Open SDJustus opened 1 year ago
I agree this is a bug (without having yet reproduced it), but actually in the sense that the scheduler should only ever have zero or one replicas: 1 for normal operation, 0 for testing purposes. The scheduler is stateful and not designed for distributed ownership or co-ordination of resources.
Likewise, Hodometer should only ever have 1 replica if enabled, and otherwise be disabled.
Alright, thanks for the information. So am I right assuming, that zero downtime in case of something like a EKS or GKE upgrade (i.e. AMI Image updates) is not possible out of the box, with the scheduler only being able to run 1 replica at a time? Or is the scheduler not needed for executing inferences originating from the seldon-mesh service?

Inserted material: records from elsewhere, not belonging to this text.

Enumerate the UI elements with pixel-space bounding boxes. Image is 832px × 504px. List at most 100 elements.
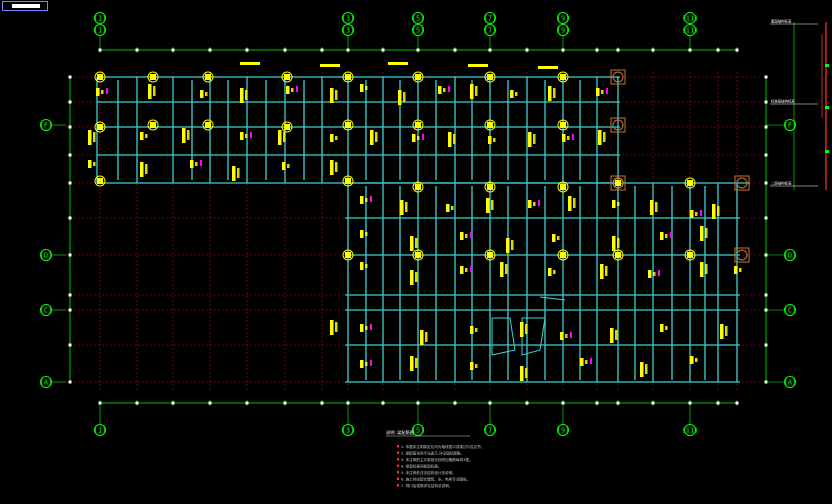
beam-annotation-mark	[232, 166, 236, 181]
beam-annotation-mark	[572, 134, 574, 140]
dim-tick-mark	[68, 380, 72, 384]
beam-annotation-mark	[240, 132, 244, 140]
beam-annotation-mark	[88, 160, 92, 168]
beam-annotation-mark	[205, 92, 208, 96]
beam-annotation-mark	[596, 88, 600, 96]
column	[487, 252, 493, 258]
beam-annotation-mark	[460, 232, 464, 240]
dim-tick-mark	[764, 100, 768, 104]
beam-annotation-mark	[370, 360, 372, 366]
column	[560, 252, 566, 258]
beam-annotation-mark	[690, 356, 694, 364]
beam-annotation-mark	[548, 268, 552, 276]
column	[415, 74, 421, 80]
note-line: 6. 施工时应配合建筑、水、电各专业图纸。	[401, 477, 470, 482]
column	[615, 252, 621, 258]
dim-tick-mark	[98, 401, 102, 405]
beam-annotation-mark	[493, 138, 496, 142]
beam-annotation-mark	[101, 90, 104, 94]
drawing-tab-label	[12, 4, 40, 8]
dim-tick-mark	[68, 343, 72, 347]
beam-annotation-mark	[365, 326, 368, 330]
beam-annotation-mark	[470, 326, 474, 334]
beam-annotation-mark	[665, 234, 668, 238]
dim-tick-mark	[764, 181, 768, 185]
dim-tick-mark	[245, 401, 249, 405]
beam-annotation-mark	[533, 202, 536, 206]
note-bullet	[397, 445, 399, 448]
beam-annotation-mark	[410, 270, 414, 285]
beam-annotation-mark	[700, 210, 702, 216]
dim-tick-mark	[453, 401, 457, 405]
beam-annotation-mark	[106, 88, 108, 94]
cad-drawing-canvas[interactable]: (1) (1) (3) (3) (5) (5) (7) (7) (9) (9) (11) (11) (1…	[0, 0, 832, 504]
beam-annotation-mark	[470, 362, 474, 370]
section-marker	[825, 106, 829, 109]
column	[150, 122, 156, 128]
dim-tick-mark	[68, 125, 72, 129]
beam-annotation-mark	[88, 130, 92, 145]
beam-annotation-mark	[245, 90, 248, 100]
dim-tick-mark	[68, 100, 72, 104]
column	[560, 74, 566, 80]
beam-annotation-mark	[278, 130, 282, 145]
beam-annotation-mark	[562, 134, 566, 142]
beam-annotation-mark	[553, 88, 556, 98]
beam-annotation-mark	[365, 198, 368, 202]
beam-annotation-mark	[330, 320, 334, 335]
column	[415, 184, 421, 190]
beam-annotation-mark	[470, 84, 474, 99]
axis-left-label: (A)	[40, 379, 53, 387]
dim-tick-mark	[764, 125, 768, 129]
dim-tick-mark	[595, 401, 599, 405]
column	[560, 184, 566, 190]
axis-bottom-label: (3)	[342, 427, 355, 435]
column	[415, 122, 421, 128]
dim-tick-mark	[68, 253, 72, 257]
note-bullet	[397, 451, 399, 454]
column	[345, 252, 351, 258]
column	[560, 122, 566, 128]
beam-annotation-mark	[533, 134, 536, 144]
beam-annotation-mark	[670, 232, 672, 238]
drawing-tab[interactable]	[2, 1, 48, 11]
note-bullet	[397, 471, 399, 474]
beam-annotation-mark	[335, 322, 338, 332]
dim-tick-mark	[171, 48, 175, 52]
dim-tick-mark	[283, 48, 287, 52]
beam-annotation-mark	[557, 236, 560, 240]
column	[97, 178, 103, 184]
beam-annotation-mark	[552, 234, 556, 242]
axis-bottom-label: (1)	[94, 427, 107, 435]
dim-tick-mark	[616, 48, 620, 52]
note-line: 5. 未注明处详见结构设计总说明。	[401, 470, 456, 475]
beam-annotation-mark	[603, 132, 606, 142]
beam-annotation-mark	[145, 164, 148, 174]
beam-annotation-mark	[448, 86, 450, 92]
beam-annotation-mark	[365, 362, 368, 366]
dim-tick-mark	[488, 48, 492, 52]
beam-annotation-mark	[375, 132, 378, 142]
beam-annotation-mark	[617, 238, 620, 248]
axis-right-label: (F)	[784, 122, 797, 130]
beam-annotation-mark	[187, 130, 190, 140]
beam-annotation-mark	[725, 326, 728, 336]
column	[345, 122, 351, 128]
beam-annotation-mark	[330, 134, 334, 142]
dim-tick-mark	[346, 48, 350, 52]
beam-annotation-mark	[195, 162, 198, 166]
axis-top-label: (1)	[94, 15, 107, 23]
beam-annotation-mark	[695, 358, 698, 362]
note-line: 7. 洞口加强筋详见结构总说明。	[401, 483, 452, 488]
column	[284, 74, 290, 80]
beam-annotation-mark	[415, 238, 418, 248]
beam-annotation-mark	[240, 88, 244, 103]
dim-tick-mark	[764, 343, 768, 347]
dim-tick-mark	[68, 308, 72, 312]
note-bullet	[397, 484, 399, 487]
beam-annotation-mark	[528, 132, 532, 147]
beam-annotation-mark	[360, 360, 364, 368]
column	[345, 178, 351, 184]
axis-left-label: (D)	[40, 252, 53, 260]
beam-annotation-mark	[717, 206, 720, 216]
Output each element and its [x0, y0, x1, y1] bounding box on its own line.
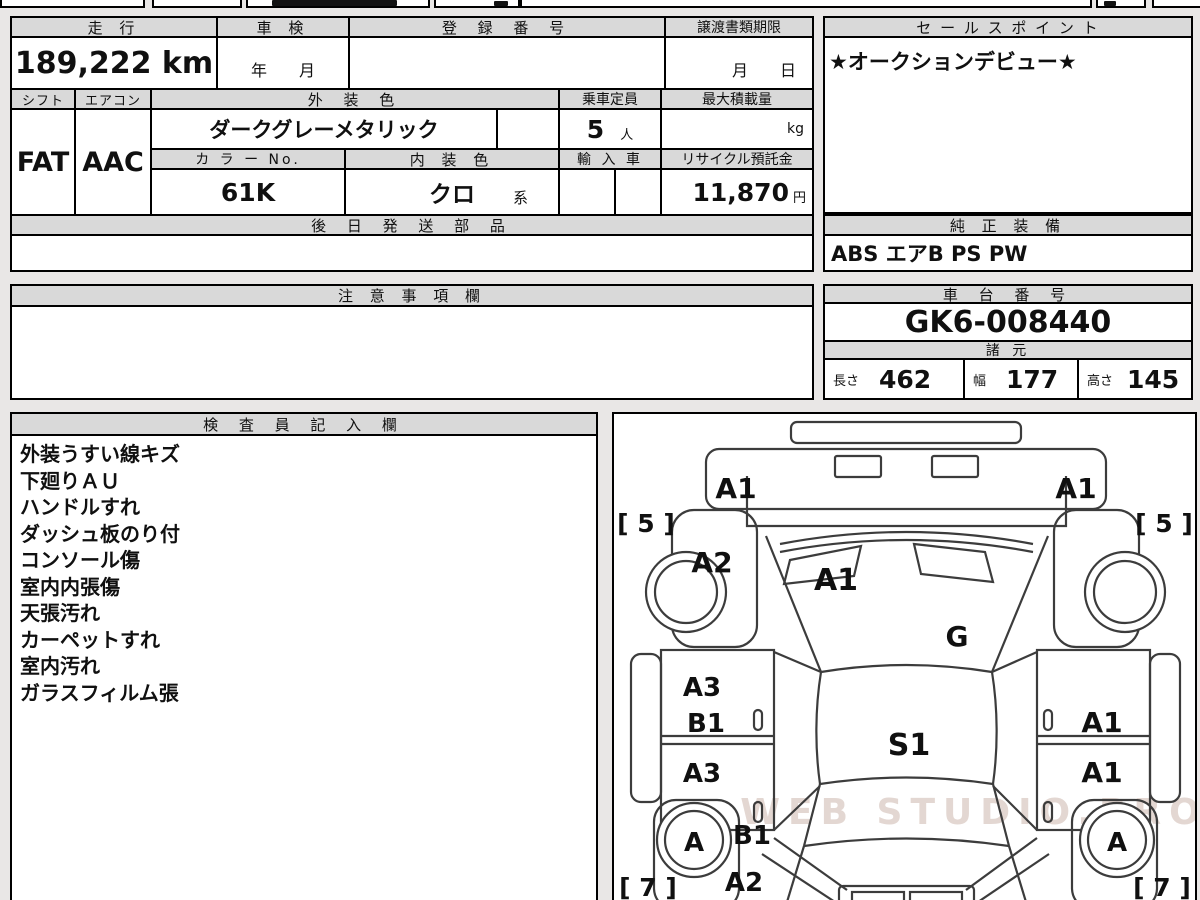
recycle-unit: 円	[792, 190, 806, 206]
top-cutoff-cell	[520, 0, 1092, 8]
tire-grade-front-right: [ 5 ]	[1135, 509, 1193, 538]
damage-label-front-fender-left: A2	[691, 546, 732, 579]
transfer-docs-header: 譲渡書類期限	[664, 16, 814, 38]
tire-grade-rear-left: [ 7 ]	[619, 873, 677, 900]
exterior-color-value: ダークグレーメタリック	[150, 108, 498, 150]
later-shipping-value	[10, 234, 814, 272]
max-load-header: 最大積載量	[660, 88, 814, 110]
cutoff-text-fragment	[1104, 1, 1116, 6]
inspector-note: 外装うすい線キズ	[20, 442, 180, 466]
shaken-header: 車 検	[216, 16, 350, 38]
width-value: 177	[1006, 364, 1059, 394]
length-value: 462	[879, 364, 932, 394]
tire-grade-rear-right: [ 7 ]	[1133, 873, 1191, 900]
interior-color-header: 内 装 色	[344, 148, 560, 170]
notes-header: 注 意 事 項 欄	[10, 284, 814, 307]
damage-label-hood: A1	[814, 563, 858, 598]
inspector-note: コンソール傷	[20, 548, 140, 572]
import-header: 輸 入 車	[558, 148, 662, 170]
genuine-equipment-header: 純 正 装 備	[823, 214, 1193, 236]
aircon-header: エアコン	[74, 88, 152, 110]
width-label: 幅	[973, 373, 987, 389]
shift-header: シフト	[10, 88, 76, 110]
tire-grade-front-left: [ 5 ]	[617, 509, 675, 538]
inspector-note: ハンドルすれ	[20, 495, 140, 519]
inspector-note: ガラスフィルム張	[20, 680, 179, 705]
length-label: 長さ	[833, 373, 860, 389]
damage-label-wheel-rear-right: A	[1107, 828, 1127, 858]
mileage-value: 189,222 km	[10, 36, 218, 90]
cutoff-text-fragment	[494, 1, 508, 6]
damage-label-door-rear-left: A3	[683, 759, 721, 789]
damage-label-door-front-right: A1	[1081, 706, 1122, 739]
cutoff-text-fragment	[272, 0, 397, 6]
capacity-unit: 人	[620, 127, 634, 143]
inspector-note: 天張汚れ	[20, 601, 100, 625]
aircon-value: AAC	[74, 108, 152, 216]
max-load-value: kg	[660, 108, 814, 150]
interior-color-suffix: 系	[512, 188, 528, 207]
genuine-equipment-value: ABS エアB PS PW	[823, 234, 1193, 272]
damage-label-door-front-left-a: A3	[683, 673, 721, 703]
sales-point-text: ★オークションデビュー★	[829, 50, 1077, 74]
height-cell: 高さ 145	[1077, 358, 1193, 400]
top-cutoff-cell	[152, 0, 242, 8]
exterior-color-subcell	[496, 108, 560, 150]
later-shipping-header: 後 日 発 送 部 品	[10, 214, 814, 236]
capacity-header: 乗車定員	[558, 88, 662, 110]
chassis-header: 車 台 番 号	[823, 284, 1193, 304]
capacity-number: 5	[586, 114, 605, 144]
capacity-value: 5 人	[558, 108, 662, 150]
color-no-value: 61K	[150, 168, 346, 216]
height-value: 145	[1127, 364, 1180, 394]
auction-sheet: 走 行 車 検 登 録 番 号 譲渡書類期限 189,222 km 年 月 月 …	[0, 0, 1200, 900]
car-top-view-diagram: WEB STUDIO.PRO A1 A1 [5] [5] A2 A1 G…	[617, 420, 1195, 900]
inspector-note: カーペットすれ	[20, 627, 160, 652]
top-cutoff-cell	[1152, 0, 1200, 8]
damage-label-front-bumper-right: A1	[1055, 472, 1096, 505]
color-no-header: カ ラ ー No.	[150, 148, 346, 170]
recycle-value: 11,870 円	[660, 168, 814, 216]
damage-diagram-box: WEB STUDIO.PRO A1 A1 [5] [5] A2 A1 G…	[612, 412, 1197, 900]
recycle-header: リサイクル預託金	[660, 148, 814, 170]
damage-label-quarter-rear-left: B1	[733, 821, 771, 851]
mileage-header: 走 行	[10, 16, 218, 38]
shift-value: FAT	[10, 108, 76, 216]
sales-point-box: ★オークションデビュー★	[823, 36, 1193, 214]
inspector-notes-box: 外装うすい線キズ 下廻りＡＵ ハンドルすれ ダッシュ板のり付 コンソール傷 室内…	[10, 434, 598, 900]
damage-label-front-bumper-left: A1	[715, 472, 756, 505]
damage-label-door-rear-right: A1	[1081, 756, 1122, 789]
registration-value	[348, 36, 666, 90]
height-label: 高さ	[1087, 373, 1114, 389]
inspector-note: 下廻りＡＵ	[20, 468, 120, 493]
damage-label-wheel-rear-left: A	[684, 828, 704, 858]
inspector-note: ダッシュ板のり付	[20, 521, 180, 546]
damage-label-cowl: G	[946, 620, 969, 653]
damage-label-door-front-left-b: B1	[687, 709, 725, 739]
import-value-sub	[614, 168, 662, 216]
chassis-value: GK6-008440	[823, 302, 1193, 342]
specs-header: 諸 元	[823, 340, 1193, 360]
width-cell: 幅 177	[963, 358, 1079, 400]
length-cell: 長さ 462	[823, 358, 965, 400]
damage-label-rear-bumper-left: A2	[725, 868, 763, 898]
interior-color-value: クロ 系	[344, 168, 560, 216]
inspector-note: 室内汚れ	[20, 654, 100, 678]
damage-label-roof: S1	[888, 728, 930, 763]
recycle-amount: 11,870	[692, 177, 789, 207]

The latter -- the scheduler is a control plane-only component involved in inferencing.
The rest of the system should continue to operate if the scheduler is temporarily unavailable, for example during a rollout or due to a node going down, but you'd be unable to schedule or unschedule any models or pipelines until it was back.
Ok, thanks for the quick response... Should the replicas therefore be configurable, when only 0 or 1 replicas are allowed with 0 being only viable for testing purposes?
Personally I think it makes sense to remove replicas
and leave disable
for controlling whether that component is present or not
Describe the bug
inside the seldon-runtime helm chart, the scheduler
replicas
value is not propergated to the Chart.Expected behaviour
The replica count of the scheduler inside the SeldonRuntime Helm Chart to be used.